Semantic debates can be interesting. But we ought to be careful to make sure we’re thinking about the relevant ethical or policy issues, rather than just something about the English language. Facts about the English language don’t tell us facts about the world or what’s ethical. It’s too easy to get hung up on this sort of discourse because many discussions about social justice revolve around categorizing certain beliefs and practices as racist, sexist, or transphobic. It would be much better if we abandoned these discussions and focused on the essential questions: is it true and is it ethical?

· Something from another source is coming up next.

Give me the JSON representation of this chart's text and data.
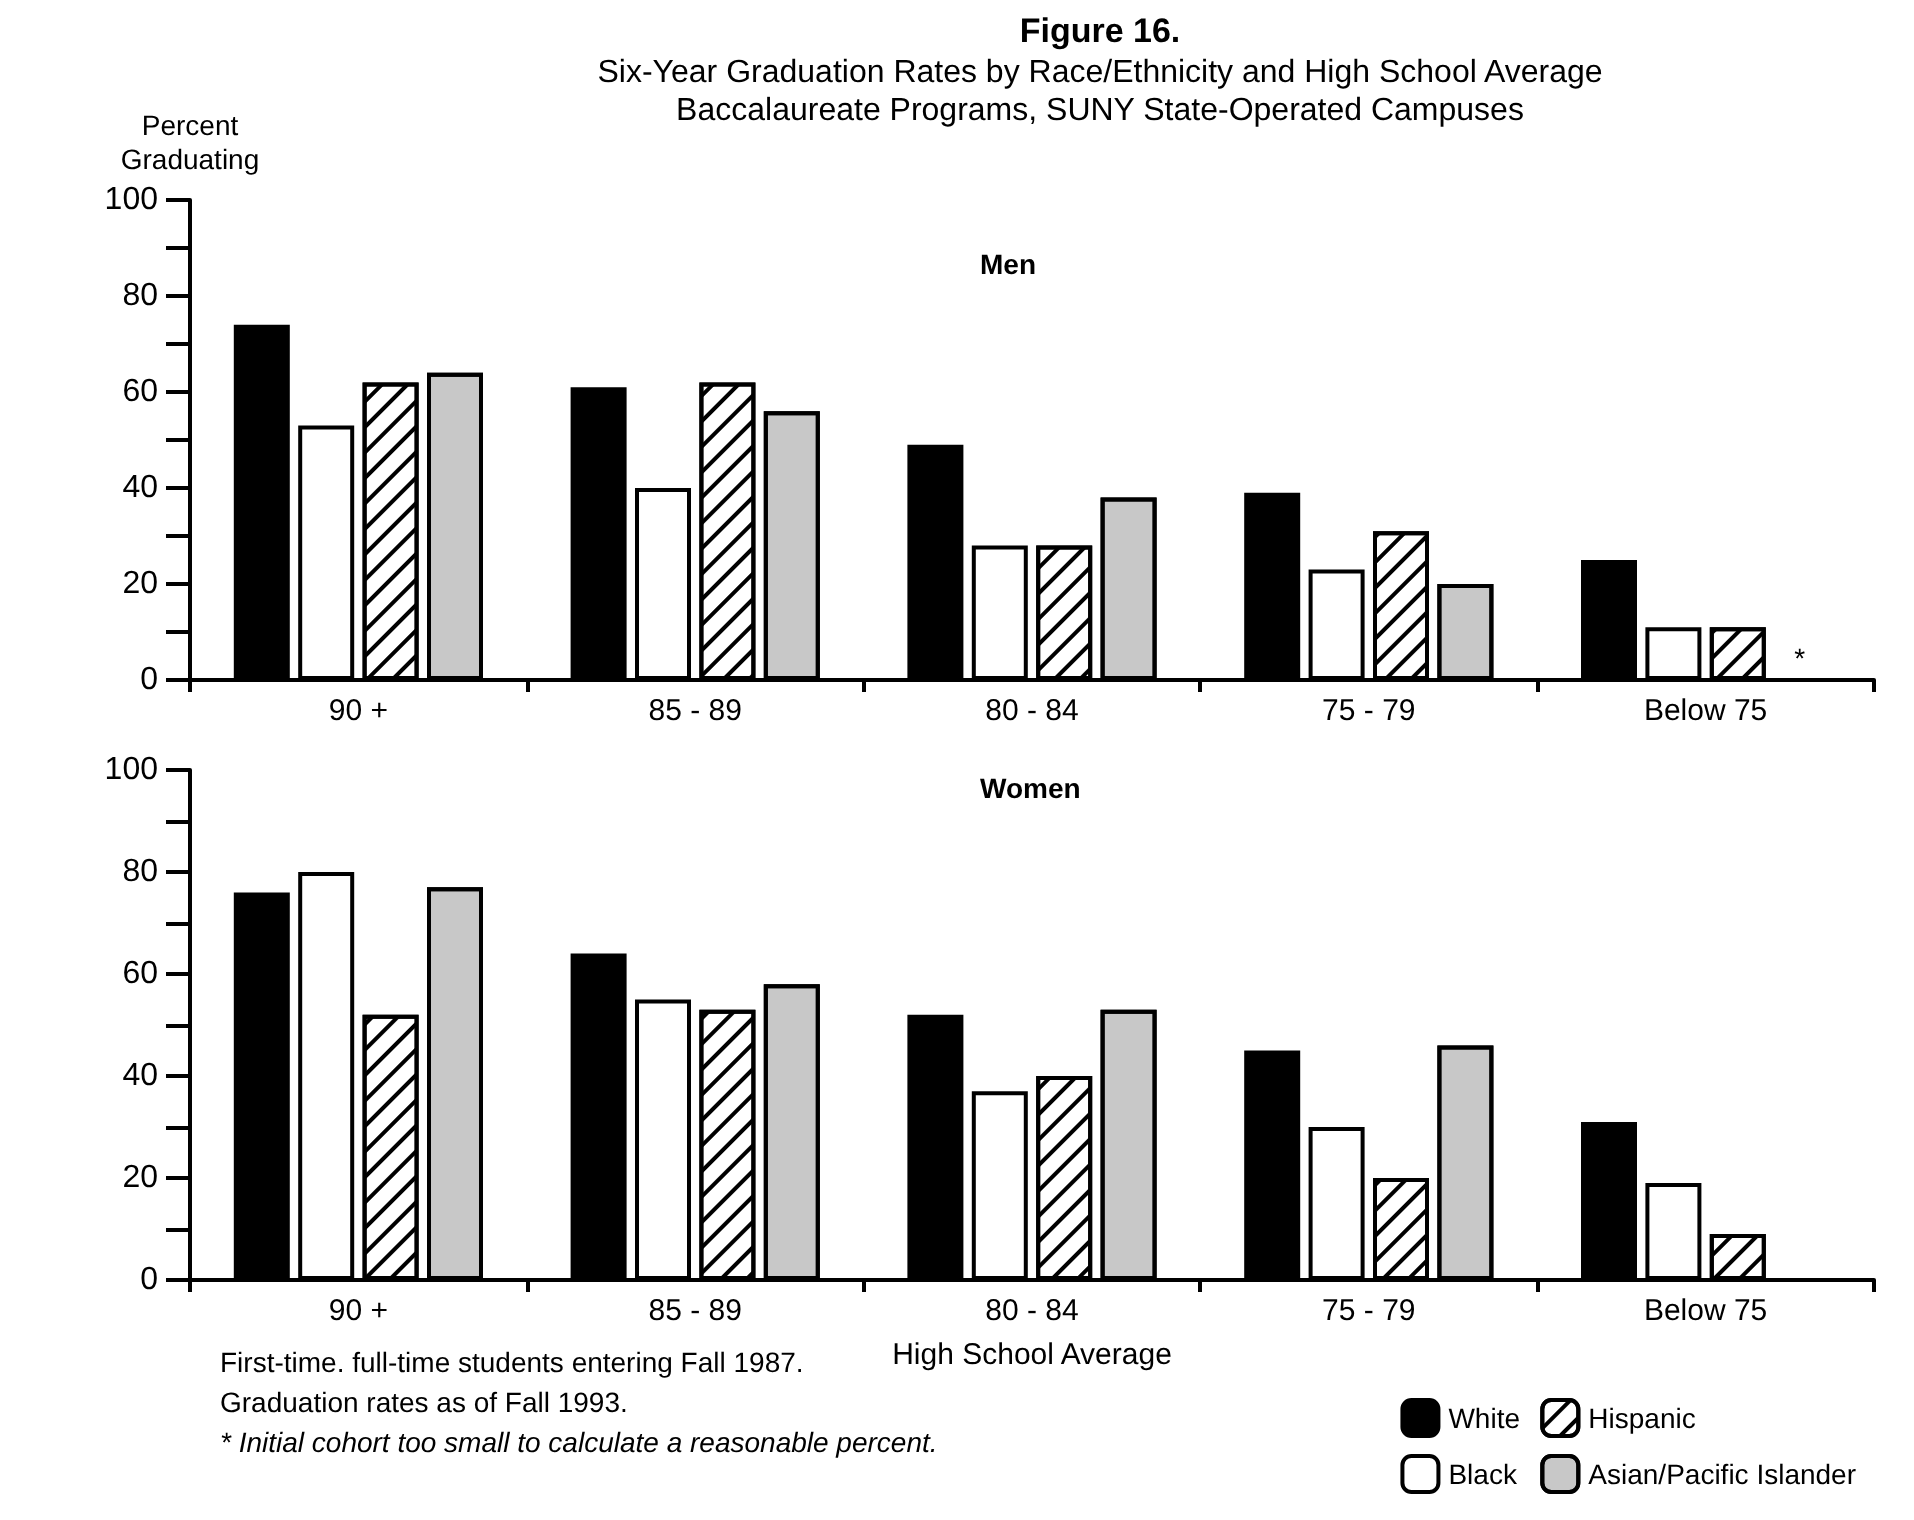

I try to keep out of culture-war debates in the public sphere, but this one in particular always bothers me. I recall hearing an acquaintance once say "economic oppression is a form of slavery"; that got on my nerves quite a lot. Why couldn't it just be said that "economic oppression is bad" and then we wouldn't have to redefine words. The whole thing reminds me of Lewis Carrol's Humpty Dumpty, who said "when I use a word, it means exactly what I want it to mean." But if we can't agree on a baseline definition of terms, it becomes increasingly difficulty to discuss anything at all - which, I fear, is what we are seeing in the current cultural moment. It is saddening that you had to write this essay, but thank you for doing so.